Adverbs that cannot be compared include all five special kinds and those that have an absolute meaning: there, now, not, abroad, and others. Some adverbs have irregular comparison: little, less, least; much, more, most, and others.
The adverbs in traditional grammar form a large, diverse, and not very satisfactory class. They include words as dissimilar as yes, arbitrarily, and notwithstanding. Their functions are so various that one authority doubts that there is anything an adverb may not at one time or another be found to modify (in junior year abroad and the up escalator, for example, they modify nouns). Some grammarians helplessly define the adverb by elimination, as any modifier that is not an adjective or a noun. Others frankly classify words as adverbs "because we have to put them somewhere."
It was such defects as these in traditional grammar that prompted a group of American linguistic scientists, beginning in the 1930's, to work out the kind of grammatical analysis called structural grammar. In order to exclude meaning entirely as a basis for determining grammatical class, the structuralists set up "form classes" and "positional classes." The form classes are usually named after the traditional parts of speech, and the related positional classes have the same name plus the suffix -al or -ial.
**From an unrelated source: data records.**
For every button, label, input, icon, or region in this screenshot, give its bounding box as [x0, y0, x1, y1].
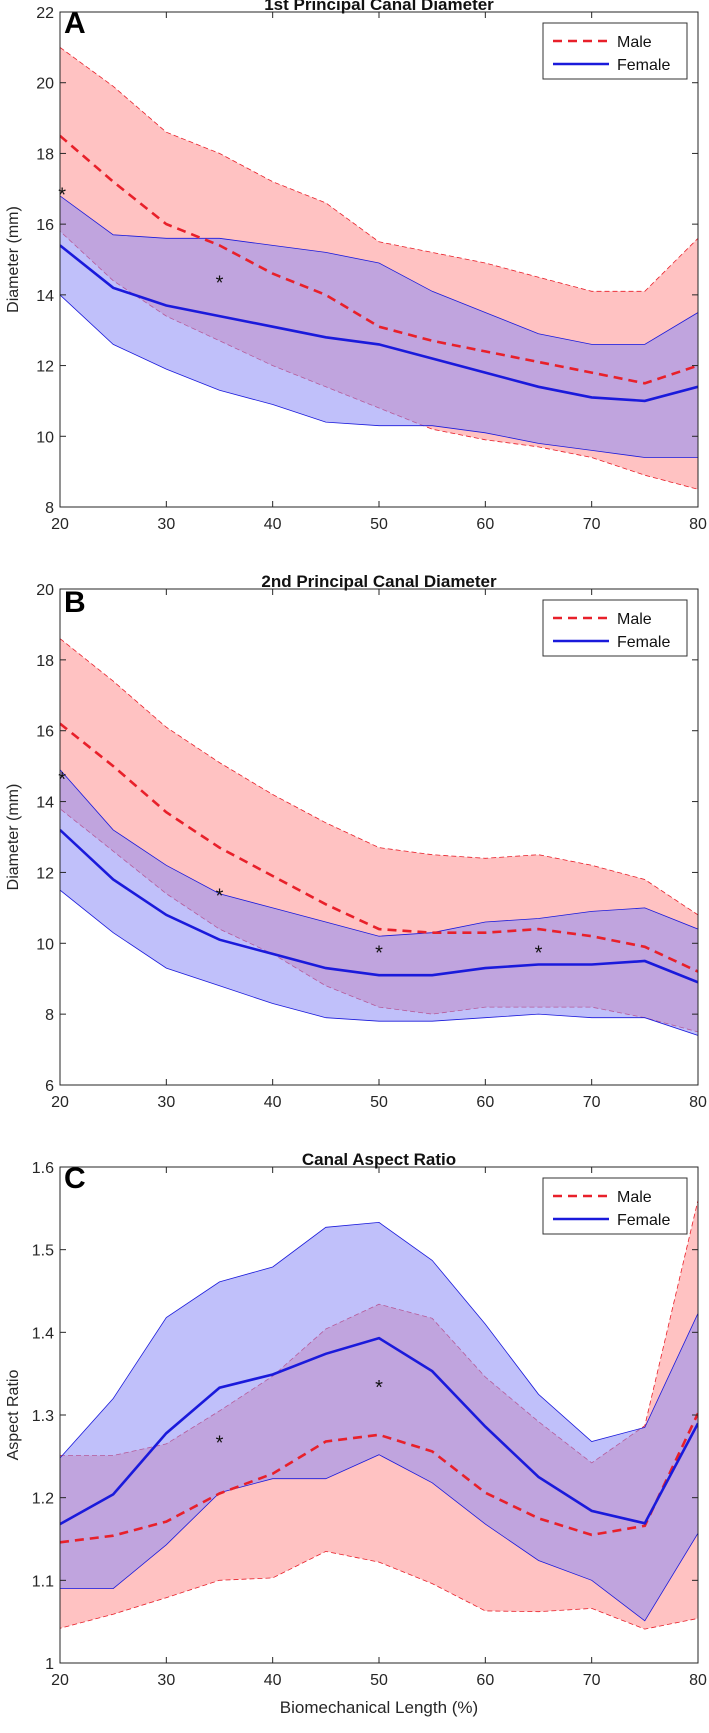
legend: Male Female	[542, 1177, 688, 1235]
legend-box	[542, 599, 688, 657]
x-tick-label: 40	[264, 1094, 282, 1111]
significance-marker: *	[375, 1377, 383, 1399]
female-legend-label: Female	[617, 57, 670, 74]
male-legend-label: Male	[617, 611, 652, 628]
legend-box	[542, 1177, 688, 1235]
y-tick-label: 12	[36, 865, 54, 882]
y-tick-label: 1.4	[32, 1325, 54, 1342]
x-tick-label: 60	[476, 1094, 494, 1111]
x-tick-label: 30	[157, 516, 175, 533]
plot-area	[60, 46, 698, 490]
female-mean-line	[60, 828, 698, 984]
y-tick-label: 1.5	[32, 1243, 54, 1260]
x-tick-label: 50	[370, 516, 388, 533]
y-tick-label: 1.1	[32, 1573, 54, 1590]
male-mean-line	[60, 722, 698, 973]
x-tick-label: 80	[689, 1672, 707, 1689]
y-tick-label: 1.2	[32, 1491, 54, 1508]
x-axis-label: Biomechanical Length (%)	[280, 1698, 478, 1717]
y-axis-label: Aspect Ratio	[5, 1370, 22, 1461]
chart-title: 1st Principal Canal Diameter	[264, 0, 494, 14]
male-mean-line	[60, 1412, 698, 1544]
plot-area	[60, 1200, 698, 1630]
x-tick-label: 40	[264, 516, 282, 533]
x-tick-label: 50	[370, 1672, 388, 1689]
y-tick-label: 16	[36, 724, 54, 741]
male-mean-line	[60, 134, 698, 385]
female-sd-band	[60, 195, 698, 458]
x-tick-label: 20	[51, 1094, 69, 1111]
x-tick-label: 30	[157, 1672, 175, 1689]
female-sd-band	[60, 769, 698, 1036]
y-tick-label: 10	[36, 936, 54, 953]
y-tick-label: 8	[45, 1007, 54, 1024]
x-tick-label: 50	[370, 1094, 388, 1111]
y-tick-label: 14	[36, 288, 54, 305]
x-tick-label: 70	[583, 516, 601, 533]
legend: Male Female	[542, 22, 688, 80]
chart-title: 2nd Principal Canal Diameter	[261, 572, 497, 591]
y-tick-label: 18	[36, 146, 54, 163]
y-tick-label: 20	[36, 76, 54, 93]
y-tick-label: 18	[36, 653, 54, 670]
y-tick-label: 16	[36, 217, 54, 234]
y-tick-label: 14	[36, 795, 54, 812]
x-tick-label: 80	[689, 516, 707, 533]
panel-a: * * 8 10 12 14 16 18 20 22 20 30 40 50 60 70 80 1st Princ…	[5, 0, 707, 533]
x-tick-label: 20	[51, 516, 69, 533]
x-tick-label: 30	[157, 1094, 175, 1111]
female-legend-label: Female	[617, 634, 670, 651]
x-tick-label: 60	[476, 516, 494, 533]
significance-marker: *	[216, 886, 224, 908]
y-axis-label: Diameter (mm)	[5, 784, 22, 891]
significance-marker: *	[216, 1433, 224, 1455]
panel-b: * * * * 6 8 10 12 14 16 18 20 20 30 40 50 60 70 80 2nd Prin…	[5, 572, 707, 1111]
significance-marker: *	[58, 769, 66, 791]
y-tick-label: 10	[36, 429, 54, 446]
plot-area	[60, 638, 698, 1036]
female-legend-label: Female	[617, 1212, 670, 1229]
y-tick-label: 1.3	[32, 1408, 54, 1425]
significance-marker: *	[535, 942, 543, 964]
x-tick-label: 80	[689, 1094, 707, 1111]
significance-marker: *	[216, 273, 224, 295]
y-tick-label: 8	[45, 500, 54, 517]
y-tick-label: 6	[45, 1078, 54, 1095]
male-legend-label: Male	[617, 34, 652, 51]
female-mean-line	[60, 1336, 698, 1526]
panel-letter: B	[64, 586, 86, 619]
male-legend-label: Male	[617, 1189, 652, 1206]
legend-box	[542, 22, 688, 80]
y-axis-label: Diameter (mm)	[5, 206, 22, 313]
significance-marker: *	[58, 184, 66, 206]
x-tick-label: 70	[583, 1672, 601, 1689]
y-tick-label: 1.6	[32, 1160, 54, 1177]
x-tick-label: 70	[583, 1094, 601, 1111]
panel-letter: C	[64, 1162, 86, 1195]
legend: Male Female	[542, 599, 688, 657]
panel-letter: A	[64, 7, 86, 40]
y-tick-label: 12	[36, 359, 54, 376]
panel-c: * * 1 1.1 1.2 1.3 1.4 1.5 1.6 20 30 40 50 60 70 80 Canal…	[5, 1150, 707, 1717]
x-tick-label: 40	[264, 1672, 282, 1689]
y-tick-label: 20	[36, 582, 54, 599]
x-tick-label: 60	[476, 1672, 494, 1689]
y-tick-label: 1	[45, 1656, 54, 1673]
x-tick-label: 20	[51, 1672, 69, 1689]
female-mean-line	[60, 244, 698, 403]
y-tick-label: 22	[36, 5, 54, 22]
significance-marker: *	[375, 942, 383, 964]
chart-title: Canal Aspect Ratio	[302, 1150, 456, 1169]
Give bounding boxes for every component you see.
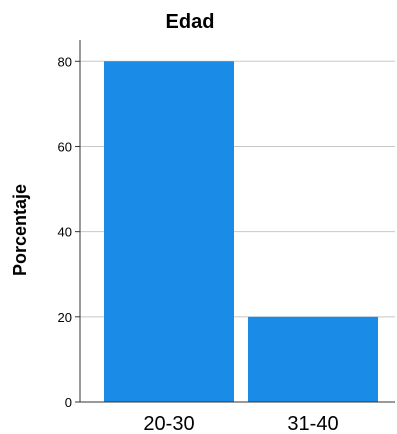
y-tick-label: 60 — [58, 139, 72, 154]
y-tick-label: 0 — [65, 395, 72, 410]
y-tick-label: 40 — [58, 225, 72, 240]
y-axis-label: Porcentaje — [10, 184, 30, 276]
bar-20-30 — [104, 61, 234, 402]
y-tick-labels: 0 20 40 60 80 — [58, 54, 72, 410]
x-tick-labels: 20-30 31-40 — [143, 413, 338, 434]
chart-title: Edad — [166, 11, 215, 33]
x-tick-label: 20-30 — [143, 413, 194, 434]
bars — [104, 61, 378, 402]
y-tick-label: 80 — [58, 54, 72, 69]
y-tick-label: 20 — [58, 310, 72, 325]
x-tick-label: 31-40 — [287, 413, 338, 434]
axes — [79, 40, 395, 403]
bar-31-40 — [248, 316, 378, 402]
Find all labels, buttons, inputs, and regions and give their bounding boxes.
The form class "adverb" is restricted to words (like roughly) that consist of an adjective plus -ly and that cannot receive the additional suffixes -(e)r and -(e)st; and words (like crab-wise) that consist of a noun plus -wise. The form class takes care of most adverbs because most end in -ly, but it does not account for the many uninflected modifiers called adverbs in traditional grammar. Some of these are located, along with true adverbs, in the positional class "adverbials." Adverbials are words that can occupy the sentence positions or test-frame positions that adverbs regularly occupy. This has not been entirely satisfactory, since the English adverb can occupy a bewildering number of positions.
The other uninflected modifiers traditionally called adverbs are excluded from the class in structural grammar. They are generally called "function words" and subclassified under names that vary according to the grammarian consulted. Typically, not is called "the negator"; words like very are called "intensifiers"; words like when, where, and why are called "interrogators"; words like nevertheless and therefore are called "connectors"; words like well, oh, and now are called "attention signals"; and yes and no are called "responses."
The new and very active school of transformational or generative grammar has followed structural grammar in rejecting the catchall traditional class of adverbs and has revealed how the newer classification has its logical basis in the step-by-step processes by which grammatically normal sentences are constructed.